Ecotaxe: soupçons de corruption


De nombreuses questions se posent à propos du contrat signé en 2011 entre l’État et l’entreprise Ecomouv’. Au cœur de ce qui pourrait devenir un nouveau scandale politico-financier, le partenariat public-privé et la rémunération accordée à cette société italienne pour collecter la taxe. Une taxe dont le principe se justifie du point de vue écologique. Le transport ferroviaire paie en effet une partie des infrastructures alors que les transports routiers sont gratuits pour les transporteurs. 
Un certain flou entoure les modalités de l’appel d’offres lancé en 2009, préalable au contrat passé en 2011 entre le gouvernement Fillon et la société Ecomouv’. Un partenariat public-privé (PPP) qui donne à l’entreprise le pouvoir de récolter les fonds engendrés par l’écotaxe. Certains à droite font un semblant de mea culpa, en déclarant qu’«un impôt… doit être collecté par l’État».
Pourtant, le 4 mai 2012, soit deux jours avant de perdre la présidentielle, la droite en a fixé les modalités par décret. Sur un rendement annuel escompté de la taxe de 1,2 milliard, Ecomouv’ touchera 250 millions, 750 millions revenant à l’État et 150 aux collectivités locales. Soit un pourcentage de rémunération de la société privée de 20% sur les recettes, au lieu des 2 à 3% d’usage dans les PPP. Devant les députés, le premier ministre Jean-Marc Ayrault a dénoncé ce procédé et pointé la responsabilité de la droite dans cette affaire.
Pourtant, à gauche comme à droite, il est difficile de feindre la surprise. Dès le 14 février 2013, la sénatrice PCF Évelyne Didier avait alerté le ministre des Transports, sur «le choix de recourir à un PPP au bénéfice de la société Ecomouv’», détaillant scrupuleusement «le retour sur investissement» démesuré qu’elle percevrait.
Mais l’affaire va plus loin, jusqu’à des soupçons de corruption.

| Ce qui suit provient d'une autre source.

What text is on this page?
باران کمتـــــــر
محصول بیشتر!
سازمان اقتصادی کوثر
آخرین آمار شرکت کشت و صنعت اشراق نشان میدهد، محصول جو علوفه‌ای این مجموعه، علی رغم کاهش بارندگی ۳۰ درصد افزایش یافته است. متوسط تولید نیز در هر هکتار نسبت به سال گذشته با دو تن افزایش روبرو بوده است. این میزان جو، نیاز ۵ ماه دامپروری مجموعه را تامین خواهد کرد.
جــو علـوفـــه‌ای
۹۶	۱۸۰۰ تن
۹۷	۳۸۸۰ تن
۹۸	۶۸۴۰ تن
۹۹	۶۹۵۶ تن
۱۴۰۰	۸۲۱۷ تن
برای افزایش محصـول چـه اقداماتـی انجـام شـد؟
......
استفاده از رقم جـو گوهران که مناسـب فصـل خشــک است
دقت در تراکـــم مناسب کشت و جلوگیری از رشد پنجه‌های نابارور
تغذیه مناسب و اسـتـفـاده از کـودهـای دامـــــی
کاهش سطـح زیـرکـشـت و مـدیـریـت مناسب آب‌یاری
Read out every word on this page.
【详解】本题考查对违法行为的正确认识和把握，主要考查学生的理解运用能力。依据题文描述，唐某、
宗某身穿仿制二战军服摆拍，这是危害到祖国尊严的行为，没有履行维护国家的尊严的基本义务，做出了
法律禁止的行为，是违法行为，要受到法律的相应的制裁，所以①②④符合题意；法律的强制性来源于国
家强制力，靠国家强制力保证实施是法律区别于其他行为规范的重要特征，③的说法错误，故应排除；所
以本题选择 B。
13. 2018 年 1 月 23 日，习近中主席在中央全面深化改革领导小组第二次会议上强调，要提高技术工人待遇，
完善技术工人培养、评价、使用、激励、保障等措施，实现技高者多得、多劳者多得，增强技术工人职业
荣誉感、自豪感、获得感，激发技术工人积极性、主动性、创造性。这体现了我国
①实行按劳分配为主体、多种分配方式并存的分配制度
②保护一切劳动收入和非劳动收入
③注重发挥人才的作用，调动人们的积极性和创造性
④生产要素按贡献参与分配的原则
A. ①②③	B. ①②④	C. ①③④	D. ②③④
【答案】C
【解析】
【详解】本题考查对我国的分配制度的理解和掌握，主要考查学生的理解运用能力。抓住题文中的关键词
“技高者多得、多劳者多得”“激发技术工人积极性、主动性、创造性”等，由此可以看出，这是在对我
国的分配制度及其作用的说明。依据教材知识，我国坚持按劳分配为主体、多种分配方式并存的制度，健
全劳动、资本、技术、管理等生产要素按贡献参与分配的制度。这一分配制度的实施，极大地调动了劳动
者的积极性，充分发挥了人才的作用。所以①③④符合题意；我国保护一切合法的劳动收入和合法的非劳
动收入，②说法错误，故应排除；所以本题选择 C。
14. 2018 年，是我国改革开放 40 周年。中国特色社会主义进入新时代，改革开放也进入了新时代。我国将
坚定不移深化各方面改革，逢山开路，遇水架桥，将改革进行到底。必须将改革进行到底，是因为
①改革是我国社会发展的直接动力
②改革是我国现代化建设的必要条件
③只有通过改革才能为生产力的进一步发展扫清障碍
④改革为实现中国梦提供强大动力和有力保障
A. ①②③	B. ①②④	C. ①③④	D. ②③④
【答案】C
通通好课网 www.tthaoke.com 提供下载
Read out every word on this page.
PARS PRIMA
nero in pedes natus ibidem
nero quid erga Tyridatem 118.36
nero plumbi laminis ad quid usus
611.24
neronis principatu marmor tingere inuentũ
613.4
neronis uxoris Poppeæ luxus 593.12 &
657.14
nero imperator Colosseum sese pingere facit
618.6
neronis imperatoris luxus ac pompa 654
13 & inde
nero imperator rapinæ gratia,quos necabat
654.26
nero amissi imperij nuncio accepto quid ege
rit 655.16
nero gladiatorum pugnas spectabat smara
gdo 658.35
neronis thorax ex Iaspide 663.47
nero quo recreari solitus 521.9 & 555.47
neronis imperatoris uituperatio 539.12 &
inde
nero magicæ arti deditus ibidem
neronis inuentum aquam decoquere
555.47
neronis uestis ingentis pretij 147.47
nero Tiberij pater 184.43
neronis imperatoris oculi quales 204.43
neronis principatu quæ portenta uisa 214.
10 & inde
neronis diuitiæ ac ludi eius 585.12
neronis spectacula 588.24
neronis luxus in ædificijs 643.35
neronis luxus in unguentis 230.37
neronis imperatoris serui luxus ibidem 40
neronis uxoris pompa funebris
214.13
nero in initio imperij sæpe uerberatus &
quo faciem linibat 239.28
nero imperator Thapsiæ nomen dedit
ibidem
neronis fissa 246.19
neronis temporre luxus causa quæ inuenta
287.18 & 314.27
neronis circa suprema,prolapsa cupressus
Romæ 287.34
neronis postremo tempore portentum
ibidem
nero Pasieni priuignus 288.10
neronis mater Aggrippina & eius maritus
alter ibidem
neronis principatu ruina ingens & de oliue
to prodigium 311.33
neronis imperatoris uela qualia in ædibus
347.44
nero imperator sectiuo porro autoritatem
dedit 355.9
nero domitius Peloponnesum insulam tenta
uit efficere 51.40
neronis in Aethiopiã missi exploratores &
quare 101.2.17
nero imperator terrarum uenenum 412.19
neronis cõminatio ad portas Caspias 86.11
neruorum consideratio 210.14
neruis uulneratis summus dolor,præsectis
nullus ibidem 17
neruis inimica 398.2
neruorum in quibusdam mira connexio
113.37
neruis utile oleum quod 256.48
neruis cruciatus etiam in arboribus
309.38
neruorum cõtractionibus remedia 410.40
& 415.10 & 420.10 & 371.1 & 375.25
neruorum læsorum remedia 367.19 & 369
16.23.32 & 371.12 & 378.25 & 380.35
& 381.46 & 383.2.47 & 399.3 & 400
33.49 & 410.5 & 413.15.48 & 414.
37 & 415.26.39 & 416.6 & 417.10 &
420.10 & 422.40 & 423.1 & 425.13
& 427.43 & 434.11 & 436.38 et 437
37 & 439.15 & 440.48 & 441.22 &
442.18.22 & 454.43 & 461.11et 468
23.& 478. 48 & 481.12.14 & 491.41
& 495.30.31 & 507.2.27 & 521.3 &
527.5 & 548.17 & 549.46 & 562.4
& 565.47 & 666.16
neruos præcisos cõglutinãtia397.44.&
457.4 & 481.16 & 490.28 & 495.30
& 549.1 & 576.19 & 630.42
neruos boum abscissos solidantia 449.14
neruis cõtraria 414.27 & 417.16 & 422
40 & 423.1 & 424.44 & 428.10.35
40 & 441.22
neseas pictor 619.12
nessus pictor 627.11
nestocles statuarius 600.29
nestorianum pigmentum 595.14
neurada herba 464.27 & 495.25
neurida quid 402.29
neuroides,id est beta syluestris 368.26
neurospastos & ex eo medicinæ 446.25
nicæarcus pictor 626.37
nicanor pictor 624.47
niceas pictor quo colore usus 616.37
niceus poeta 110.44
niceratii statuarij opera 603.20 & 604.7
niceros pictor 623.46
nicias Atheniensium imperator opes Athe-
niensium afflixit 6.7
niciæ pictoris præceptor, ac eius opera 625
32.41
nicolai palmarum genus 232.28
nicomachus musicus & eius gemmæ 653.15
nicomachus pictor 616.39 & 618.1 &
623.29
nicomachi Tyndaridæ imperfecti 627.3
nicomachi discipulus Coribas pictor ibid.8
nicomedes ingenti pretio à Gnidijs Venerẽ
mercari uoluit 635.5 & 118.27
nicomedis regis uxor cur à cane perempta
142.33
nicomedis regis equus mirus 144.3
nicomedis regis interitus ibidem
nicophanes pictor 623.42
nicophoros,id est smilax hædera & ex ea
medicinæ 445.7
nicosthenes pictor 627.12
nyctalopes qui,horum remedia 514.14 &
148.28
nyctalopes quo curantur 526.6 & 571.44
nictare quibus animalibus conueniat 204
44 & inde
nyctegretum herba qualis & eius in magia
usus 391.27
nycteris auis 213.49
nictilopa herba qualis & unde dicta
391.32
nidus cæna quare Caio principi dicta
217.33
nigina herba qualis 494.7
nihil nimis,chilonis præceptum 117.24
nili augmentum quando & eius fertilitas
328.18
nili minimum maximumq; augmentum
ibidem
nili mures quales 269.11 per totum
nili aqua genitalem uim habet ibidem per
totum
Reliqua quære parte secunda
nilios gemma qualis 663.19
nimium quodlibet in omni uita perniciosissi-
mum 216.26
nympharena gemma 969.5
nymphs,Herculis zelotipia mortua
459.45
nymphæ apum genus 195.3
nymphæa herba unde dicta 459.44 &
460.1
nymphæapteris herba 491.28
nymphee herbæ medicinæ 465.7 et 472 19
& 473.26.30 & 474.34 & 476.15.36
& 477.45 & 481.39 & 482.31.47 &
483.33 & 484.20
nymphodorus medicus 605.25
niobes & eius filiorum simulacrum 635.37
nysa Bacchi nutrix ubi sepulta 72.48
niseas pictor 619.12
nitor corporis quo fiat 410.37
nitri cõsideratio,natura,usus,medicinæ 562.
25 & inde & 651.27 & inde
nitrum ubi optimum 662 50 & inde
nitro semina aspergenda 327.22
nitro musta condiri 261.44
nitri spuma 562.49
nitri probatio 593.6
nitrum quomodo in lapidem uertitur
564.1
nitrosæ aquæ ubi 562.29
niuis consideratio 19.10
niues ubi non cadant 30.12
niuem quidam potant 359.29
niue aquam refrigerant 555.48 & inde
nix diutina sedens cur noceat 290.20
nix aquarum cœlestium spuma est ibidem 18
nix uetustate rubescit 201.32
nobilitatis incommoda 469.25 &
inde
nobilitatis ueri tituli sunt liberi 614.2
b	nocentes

François-Michel Lambert, député EELV, pointe un possible «scandale d’État», soulignant un lien douteux: le consultant extérieur, la société Rapp Trans AG, «chargée d’aider l’État à évaluer les candidatures» à l’appel d’offres serait aussi «conseiller de la société Autostrade», société mère d’Ecomouv’, dans d’autres projets.
Dès 2011, le tribunal administratif de Cergy-Pontoise, saisi par un concurrent d’Ecomouv’, avait d’ailleurs estimé que «l’impartialité des conseils de l’État n’était pas suffisamment établie». Eva Joly, qui demande une enquête parlementaire en parallèle de celle déjà ouverte par le parquet de Nanterre depuis 2011, juge que le PPP «a été conçu pour produire de l’argent pour le concessionnaire». Elle demande  des comptes aux deux ex-ministres de l’Écologie, Jean-Louis Borloo et Nathalie Kosciusko-Morizet.
En attendant, cette affaire montre toutes les dérives possibles de ce type de partenariat entre le public et le privé. Cela devrait inciter le gouvernement à s’engager dans une maîtrise publique dans le secteur des transports pour favoriser la transition écologique».
 800 millions d'euros. C'est ce que pourrait coûter à l'Etat l'annulation du contrat passé
 avec Ecomouv', contre 200 à 400 millions si elle avait été décidée dès l'été 2012.